JuliaString / InternedStrings.jl

Fully transparent string interning functionality, with proper garbage collection
Other
27 stars 6 forks source link

Consider pros and cons of alternative data structure for pool #6

Open xiaodaigh opened 6 years ago

xiaodaigh commented 6 years ago

Currently pool is a WeakRefDict. Wondering if it can be made into something else to allow for more operations to be more efficient e.g. sorting/grouping. A B-tree perhaps?

oxinabox commented 6 years ago

You don't perform operations on the bool. It's not user-facing, and it is not safe for users to touch.

It needs exactly one operation: intern!, which isn't really related to sorting or grouping. I guess that operation could be called getkey!. It needs to check for the set containing an element equal the input, and if so return that element, if not add the input, and return it.

The pros and cons of alternative data structures are not around making any other operations efficient. So here they are:

Custom Hashfunction hashset/dict

Pro:

Could be faster than current implementation

Con:

Work to implement basically from ground up

TreeSet/dict

Pro

Comparisons could be faster than current hash function

Con

Gets slower the more elements it contains. Technically so does Hashmap, but this is worse. Slowness gets worse if strings share common prefixes.

Trie

All pros and cons of TreeSet/dict, but additionally

Pro

Uses less memory in storage

Con

Big Con: I can't workout away to actually pull this off that actually results in being able to return strong references to its contents, since it gains those memory savings by discarding the original strings and only storing parts. I guess maybe if we had a RopeString class still, but then the strings themselves would be slow ...

There are a few other finite-automata-ish string storing structures with the same kinda problems as tries but perhaps more so. Since a set of strings can be reduced down into definite a finite-automata that only accepts strings from that set. But I think that line of reasoning is a deadend of slowness

xiaodaigh commented 6 years ago

Yeah, but if the pool is stored in a data structure such that it's easy to obtain each element's rank within the pool then one can sort an InternedStrings vector quite fast using counting sorting. Suppose there are only 3 possible elements "a", "b", "c" and so their rank is 1,2,3. We can scan through the vector and keep a count of the rank, and then use the counts to sort the vector using the same algorithm as counting sort. I don't think this is currently possible.
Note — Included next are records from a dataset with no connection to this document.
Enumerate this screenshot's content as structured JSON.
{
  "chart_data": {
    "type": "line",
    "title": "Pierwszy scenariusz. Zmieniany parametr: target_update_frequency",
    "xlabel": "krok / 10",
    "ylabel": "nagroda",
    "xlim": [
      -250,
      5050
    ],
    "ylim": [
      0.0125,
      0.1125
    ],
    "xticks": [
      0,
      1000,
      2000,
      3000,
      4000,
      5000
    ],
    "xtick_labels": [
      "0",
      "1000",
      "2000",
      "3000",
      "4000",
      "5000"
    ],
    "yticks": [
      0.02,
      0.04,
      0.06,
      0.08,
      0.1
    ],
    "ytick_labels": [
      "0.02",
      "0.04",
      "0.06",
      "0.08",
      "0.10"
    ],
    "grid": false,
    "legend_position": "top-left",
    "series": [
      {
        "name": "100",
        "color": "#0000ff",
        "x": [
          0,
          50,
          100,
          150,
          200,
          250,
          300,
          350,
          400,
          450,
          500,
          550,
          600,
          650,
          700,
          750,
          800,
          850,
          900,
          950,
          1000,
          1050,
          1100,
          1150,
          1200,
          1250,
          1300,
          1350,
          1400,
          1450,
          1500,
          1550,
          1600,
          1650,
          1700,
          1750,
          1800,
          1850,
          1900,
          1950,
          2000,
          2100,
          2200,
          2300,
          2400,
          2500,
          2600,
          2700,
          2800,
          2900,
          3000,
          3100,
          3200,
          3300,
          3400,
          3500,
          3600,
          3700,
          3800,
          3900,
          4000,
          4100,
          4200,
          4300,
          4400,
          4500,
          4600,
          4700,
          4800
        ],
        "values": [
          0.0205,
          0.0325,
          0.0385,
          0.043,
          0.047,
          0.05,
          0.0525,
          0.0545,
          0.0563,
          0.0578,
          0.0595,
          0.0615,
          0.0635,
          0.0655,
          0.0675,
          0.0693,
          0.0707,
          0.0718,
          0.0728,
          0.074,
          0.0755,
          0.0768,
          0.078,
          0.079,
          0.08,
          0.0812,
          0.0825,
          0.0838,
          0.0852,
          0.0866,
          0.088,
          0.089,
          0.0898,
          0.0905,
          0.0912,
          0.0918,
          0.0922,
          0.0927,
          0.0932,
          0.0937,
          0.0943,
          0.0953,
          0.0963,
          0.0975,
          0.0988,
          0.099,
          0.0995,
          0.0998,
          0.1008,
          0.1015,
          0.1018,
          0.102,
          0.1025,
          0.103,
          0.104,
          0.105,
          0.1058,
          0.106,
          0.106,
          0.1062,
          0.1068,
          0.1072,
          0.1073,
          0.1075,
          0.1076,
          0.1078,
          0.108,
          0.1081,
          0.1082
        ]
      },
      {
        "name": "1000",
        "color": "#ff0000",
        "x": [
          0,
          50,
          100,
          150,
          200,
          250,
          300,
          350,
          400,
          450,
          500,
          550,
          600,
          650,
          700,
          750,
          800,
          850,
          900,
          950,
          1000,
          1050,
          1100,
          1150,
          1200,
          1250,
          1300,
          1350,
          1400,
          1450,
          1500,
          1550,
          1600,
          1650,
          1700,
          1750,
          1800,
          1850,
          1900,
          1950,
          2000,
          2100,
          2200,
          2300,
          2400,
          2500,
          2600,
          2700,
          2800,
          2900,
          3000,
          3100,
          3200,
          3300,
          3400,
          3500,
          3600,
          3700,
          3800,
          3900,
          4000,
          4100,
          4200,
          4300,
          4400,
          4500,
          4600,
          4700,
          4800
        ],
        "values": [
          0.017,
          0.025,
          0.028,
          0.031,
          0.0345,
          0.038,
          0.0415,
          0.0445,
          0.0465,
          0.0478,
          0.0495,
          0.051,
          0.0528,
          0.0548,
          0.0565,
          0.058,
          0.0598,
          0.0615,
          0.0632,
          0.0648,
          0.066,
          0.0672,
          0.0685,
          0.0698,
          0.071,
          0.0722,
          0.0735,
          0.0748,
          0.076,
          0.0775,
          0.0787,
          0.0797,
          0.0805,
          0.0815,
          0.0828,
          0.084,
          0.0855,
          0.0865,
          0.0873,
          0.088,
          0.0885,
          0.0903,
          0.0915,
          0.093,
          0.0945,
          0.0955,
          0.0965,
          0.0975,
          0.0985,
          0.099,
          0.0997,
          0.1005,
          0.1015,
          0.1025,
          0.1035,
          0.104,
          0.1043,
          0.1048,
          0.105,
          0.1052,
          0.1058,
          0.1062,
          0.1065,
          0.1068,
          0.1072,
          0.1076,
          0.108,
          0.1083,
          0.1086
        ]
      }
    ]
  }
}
Nice properties for the pool data structure are easy to look up, easy to insert, easy to delete, and easy to find rank

oxinabox commented 6 years ago

Rather than talking about properties of a pool do you want to take a step outwards and talk about properties of the InternedString

Right now, the property of the interned string is:

You are suggesting adding:

Right?

xiaodaigh commented 6 years ago

Yeah

oxinabox commented 6 years ago

Due to the removal of the InternedString type this is not directly possible anymore, While there is still some value in the consideration, and perhaps we could definate some kinda of order(a,b)= getind(intern(a)) < getind(intern(b)) type deal. It is looking less likely.

I'm so dubious about the using of Tries for performance or for memory decreasing, for most use cases. But like maybe it could be a thing. It might actually be faster than hashing I guess.

ScottPJones commented 6 years ago

I used to use B+ trees for interning (this was for huge tables, millions of entries, the B+ trees were buffered in shared memory, with TB of disk). It worked very well for us (and this was for NLP work), a nice thing was being able to get ordered output fast (at least, by Unicode codepoints), made finding prefixes trivial.